New research published in Genetics in Medicine and led by Genomics England researchers sets out an effective framework for using genomic newborn screening to identify genetic changes linked to rare conditions. This framework is being used in the Generation Study and can accurately identify these changes while minimising potential false positives that could lead to unnecessary follow-up. 

The researchers examined how effective an automated system can be within newborn screening at flagging certain changes in a gene that are likely to be linked to a rare condition for which an intervention exists. As part of the framework, the genetic changes identified are then to be carefully reviewed by a clinical scientist, if required in a consultation with a specialist doctor to ensure accuracy, before being shared with patients themselves.  

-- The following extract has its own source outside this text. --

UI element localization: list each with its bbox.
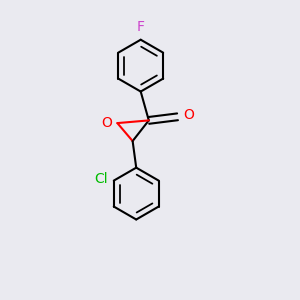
Text: Cl: Cl <box>94 172 108 186</box>
Text: O: O <box>101 116 112 130</box>
Text: O: O <box>183 108 194 122</box>
Text: F: F <box>137 20 145 34</box>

This approach is being tested in the Generation Study – a groundbreaking research study led by Genomics England in partnership with NHS England. It is sequencing the genomes of 100,000 newborn babies and looking for over 200 rare genetic conditions that can be improved if caught early and treated in the NHS. This will enable earlier diagnosis and treatment that in some cases will be lifesaving.  

The researchers evaluated the automated system’s ability to predict which genetic differences are potentially causing rare conditions. These results informed which genes and variants were included as part of the Generation Study. To do this, they tested the system on over 34,000 samples across the 100,000 Genomes Project and COVID-19 study, as well as over 500 samples from people who had genetic changes that are already known to be connected to conditions included in the Generation Study. 

Overall, they predicted that 3-5% of participants in the Generation Study will have a genetic change flagged for further review, and less than 1% will have one that requires additional confirmatory testing. They showed, while maintaining a low level of false positive predictions, the algorithm identified causal genetic changes in around 80% of samples that had confirmed genetic conditions, looking specifically in the genes included as part of the Generation Study, which is an acceptably high sensitivity for a screening study. 

Having an estimate of the number of babies likely to have these changes flagged also helps the researchers understand the resources needed for manual review and clinical follow up – an important consideration when implementing screening at scale.